As well, exercise has been shown to reduce brain changes associated with neuron degeneration and dementia.
Read more about why exercise is no longer optional for older people here.
Mental health issues
Experts are starting to believe that exercise plays a bigger role in your mental health than your economic status; and the benefits of physical activity on mental health are likely to be vast.
Exercise and physical activity have been shown to be effective in reducing the risk of depression and improving mental health in all age groups. Exercise is also effective in reducing stress levels, as well as building confidence and independence – all of which play important roles in mental health.

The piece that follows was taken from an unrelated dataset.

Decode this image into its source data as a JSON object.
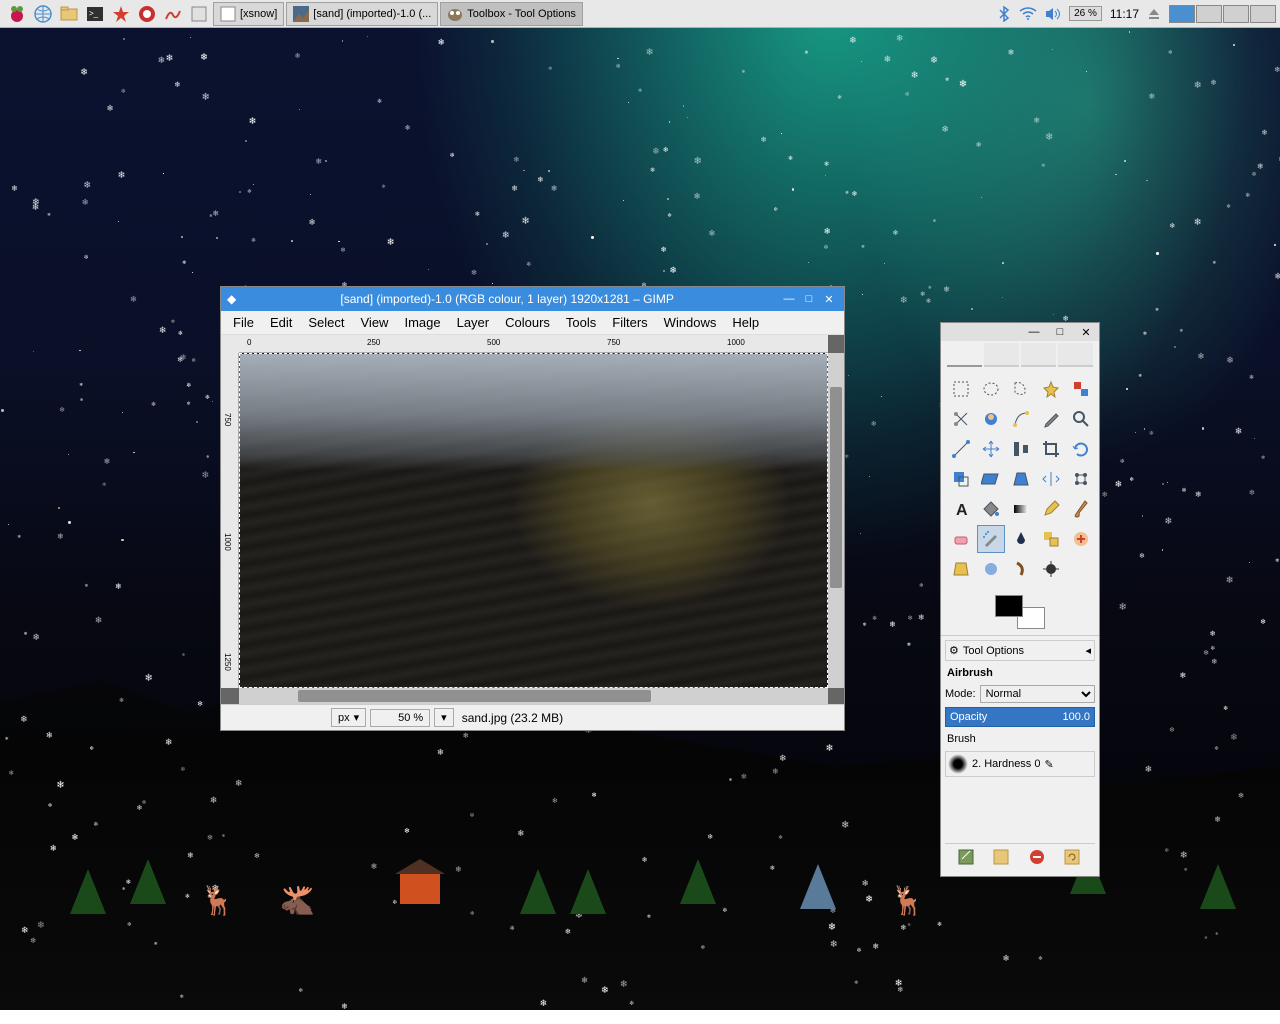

Exercise has huge mental health benefits – and in a society where mental health issues are becoming epidemic, the importance of being physically active cannot be overstated. It’s interesting to note that the positive mental health benefit of exercise is magnified when you participate in team sports that involve a social element.
While there are certain recommended guidelines for the amount of activity you need to do to gain physical health benefits, it’s a different ball game when it comes to mental health. Even low doses of physical activity (such as walking twice a week) are linked to a reduced risk of depression. Research suggests that you don’t have to accumulate all your activity at once to be beneficial either, as exercise accumulated in smaller blocks throughout the day can be just as beneficial.
And it seems that there’s no difference between strength or cardio based activities in producing mental health benefits. Studies show that the best thing for your mental health is to combine strength training with aerobic activities, which will add up to help regulate your mood and prevent mental health issues.
Click here to read more about how exercise is the best antidepressant.
Osteoporosis is one of the most common conditions in the world, but it’s quite preventable with the right treatment and – you guessed it – exercise. Lack of exercise is recognised as one of the risk factors for osteoporosis, and while some risk factors (such as genetics) are out of your control, exercise is not one of them. The good news is that levels of physical activity are entirely modifiable and increasing the amount of exercise you do can significantly reduce your risk of developing osteoporosis.
Statistics show that one in three women and one in five men will experience an osteoporotic fracture at some point – which is a frighteningly high statistic. Early detection is vital in successfully preventing osteoporosis, so exercise even when you’re younger is extremely important. After the age of 30, bone loss speeds up and bone replacement processes slow down, resulting in increasing reductions in bone density as you get older. Physical activity can help improve your bone density and reduce your risk of painful broken bones – as well as helping to improve your balance, coordination and flexibility, which also decreases your chance of falling and fractures.
- Keep these tips in mind:
Prioritise strength training, which allows you to place good stress on your bones to help strengthen them
- Cardio is useful, but it’s not the be all and end all – you need strength training (lifting weights) to increase bone density
However you look at it, exercise is linked to a longer and healthier life – it really is the magic bullet to better health.